Julio Castro – La República Cultural
La vida no viene escrita en un guión, y si tratamos de seguir uno, como si se tratara del hilo de Ariadna, acabamos por darnos cuenta de que no hay nada escrito, y que nada nos saca de la responsabilidad de tomar una decisión a la hora de saber cómo continuar.
Con cierto grado de indecisión entre el humor, la sátira y la tragedia inevitable de cada suceso de la vida, Carlos Aladro e Íñigo Rodríguez-Claro nos presentan esta versión de una obra de Oleg y Vladimir Presnyakov, que bajo el nombre de Playng the Victim, nos presenta a un personaje, Valya, con un absurdo trabajo: hacer el papel de víctima en los escenarios de los crímenes, para comprobar la verosimilitud de implicados y testigos.
Una historia dividida entre la historia personal del protagonista en el entorno familiar, y la que comparte en esta profesión elegida, con un paralelismo cada vez más evidente con Hamlet, pero con las peculiaridades de sus indecisiones, convertidas en miedos. Su padre se aparece en video, pero aquí no le advierte ni le conjura a hacer, sino que le anticipa que, haga lo que haga, “todo será pena y dolor”. Por su parte, la madre viuda mantiene una aventura con el tío Perico, mientras Valya juega con su vecina Olga, a la que la familia del propio protagonista impulsa a casarse con él. El inspector Castillejos va afrontando caso a caso, cada uno de los asesinatos que se presentan, en un contexto de completo absurdo, que se sitúan entorno a puntos en común, como que siempre interrogan a extranjeros, y siempre es una mujer la que muere. Entre tanto, no falta el amago de la aventura con su ayudante.
La obra juega a reunir tópicos, convertir la realidad en absurdo y el absurdo en hechos constatados, para confundir al público, mientras discurren sucesivas escenas, con hilos conductores paralelos y con Valya como nexo de unión.
Un amplio plantel de actores y actrices desarrollan este juego que, en el fondo, es una tremenda gamberrada, bien armada y bien desarrollada, sin grandes medios escénicos y con participación del propio elenco en la mayoría de ellos. Incluso el atrezo y el decorado tienen su vis cómica, y el absurdo se va complicando a medida que avanza el desarrollo.
No hay una gran profundidad en el contenido del texto (aunque aparecen momentos de punta en los que dejan ideas para decidir, por ejemplo, si hay que reírse de la moral y las normas, o para obedecerlas), y no nos conduce más allá. Pero el “súmmum” parece ser la evidencia de que Hamlet tiene miedo a la muerte, y quiere vacunarse para evitarlo, pero finalmente, le aclararán que, en realidad, todos lo tenemos.

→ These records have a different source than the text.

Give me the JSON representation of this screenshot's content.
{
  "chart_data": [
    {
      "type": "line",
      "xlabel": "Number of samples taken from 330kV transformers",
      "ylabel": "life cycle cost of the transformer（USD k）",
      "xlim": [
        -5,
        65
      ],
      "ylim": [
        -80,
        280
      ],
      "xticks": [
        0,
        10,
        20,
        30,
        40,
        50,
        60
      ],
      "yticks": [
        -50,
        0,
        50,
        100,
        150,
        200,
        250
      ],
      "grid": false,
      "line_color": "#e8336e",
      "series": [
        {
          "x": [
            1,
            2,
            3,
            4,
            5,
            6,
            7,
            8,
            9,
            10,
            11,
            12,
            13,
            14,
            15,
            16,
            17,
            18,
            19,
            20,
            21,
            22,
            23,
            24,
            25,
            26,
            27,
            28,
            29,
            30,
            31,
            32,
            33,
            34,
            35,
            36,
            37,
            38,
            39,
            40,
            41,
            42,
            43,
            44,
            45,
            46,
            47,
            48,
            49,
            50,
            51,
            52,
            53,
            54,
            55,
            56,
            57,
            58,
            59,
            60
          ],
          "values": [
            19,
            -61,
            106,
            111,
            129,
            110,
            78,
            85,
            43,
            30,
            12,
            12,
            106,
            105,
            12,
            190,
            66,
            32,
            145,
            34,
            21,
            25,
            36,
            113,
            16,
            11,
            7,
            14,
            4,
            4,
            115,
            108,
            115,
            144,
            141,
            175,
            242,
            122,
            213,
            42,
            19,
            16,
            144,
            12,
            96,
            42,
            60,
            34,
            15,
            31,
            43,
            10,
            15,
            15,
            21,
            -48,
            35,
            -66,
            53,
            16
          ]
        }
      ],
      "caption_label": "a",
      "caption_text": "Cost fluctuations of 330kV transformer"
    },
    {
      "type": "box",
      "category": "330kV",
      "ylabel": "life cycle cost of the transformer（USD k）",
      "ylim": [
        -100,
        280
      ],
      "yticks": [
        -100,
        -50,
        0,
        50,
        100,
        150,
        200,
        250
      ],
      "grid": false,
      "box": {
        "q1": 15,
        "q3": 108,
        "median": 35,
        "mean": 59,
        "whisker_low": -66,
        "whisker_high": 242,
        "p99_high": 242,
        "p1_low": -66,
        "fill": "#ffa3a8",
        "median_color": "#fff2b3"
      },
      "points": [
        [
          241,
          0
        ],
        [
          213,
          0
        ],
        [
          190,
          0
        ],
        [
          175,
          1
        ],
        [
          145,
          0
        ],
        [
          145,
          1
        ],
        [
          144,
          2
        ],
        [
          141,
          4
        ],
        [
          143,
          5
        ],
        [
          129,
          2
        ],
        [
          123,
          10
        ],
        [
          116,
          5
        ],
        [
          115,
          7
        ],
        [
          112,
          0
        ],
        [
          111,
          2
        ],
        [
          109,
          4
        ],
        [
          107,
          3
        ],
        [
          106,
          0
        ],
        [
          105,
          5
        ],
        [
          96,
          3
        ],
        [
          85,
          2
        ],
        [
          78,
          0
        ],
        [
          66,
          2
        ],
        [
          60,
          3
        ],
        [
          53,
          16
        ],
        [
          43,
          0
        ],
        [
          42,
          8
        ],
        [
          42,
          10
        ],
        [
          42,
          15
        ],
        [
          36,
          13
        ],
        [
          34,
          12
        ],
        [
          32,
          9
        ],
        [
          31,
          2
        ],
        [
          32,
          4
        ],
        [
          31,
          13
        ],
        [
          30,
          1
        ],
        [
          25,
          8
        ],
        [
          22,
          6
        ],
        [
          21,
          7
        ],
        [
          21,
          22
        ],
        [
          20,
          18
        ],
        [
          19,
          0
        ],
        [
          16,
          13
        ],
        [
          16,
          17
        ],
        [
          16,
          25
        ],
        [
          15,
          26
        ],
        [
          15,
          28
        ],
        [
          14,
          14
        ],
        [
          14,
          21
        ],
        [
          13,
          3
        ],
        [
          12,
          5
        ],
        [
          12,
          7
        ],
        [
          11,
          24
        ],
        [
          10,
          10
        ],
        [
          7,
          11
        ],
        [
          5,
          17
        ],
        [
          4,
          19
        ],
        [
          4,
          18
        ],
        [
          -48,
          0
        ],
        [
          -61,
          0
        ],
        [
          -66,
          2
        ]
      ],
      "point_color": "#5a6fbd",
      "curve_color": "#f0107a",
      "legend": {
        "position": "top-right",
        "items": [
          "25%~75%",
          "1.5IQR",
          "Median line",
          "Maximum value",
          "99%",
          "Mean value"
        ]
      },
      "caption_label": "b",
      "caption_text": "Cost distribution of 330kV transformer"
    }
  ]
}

A la mayor parte del elenco lo hemos encontrado previamente, tanto en trabajos de Grumelot Teatro, como en otros montajes, y lo interesante es que, tanto en el trabajo de conjunto, como en actoral, logran romper con los formatos que podrían tratar de encasillar la idea original. Así que, personajes como el de Javier Lara, haciendo de inspector rígido, convencional e indiferente a su profesión, o los papeles de Carlota Gaviño, en una dualidad que al final la conducen casi a la misma situación, o bien el protagonista principal, que desempeña Íñigo Rodríguez-Claro, en una absurda indecisión de papeles en la vida, obligan a dejar de lado la linealidad de ese guión que tratamos de encontrar en la vida, en tanto que los personajes de Montse Díez, Chema Ruiz, o Héctor Carballo, parecen llevarnos más al realismo que supone imaginar lo que queremos hacer, y hacerlo. Tal vez, esa misma imaginación acabe por no conducir al telón final de aquella temida muerte.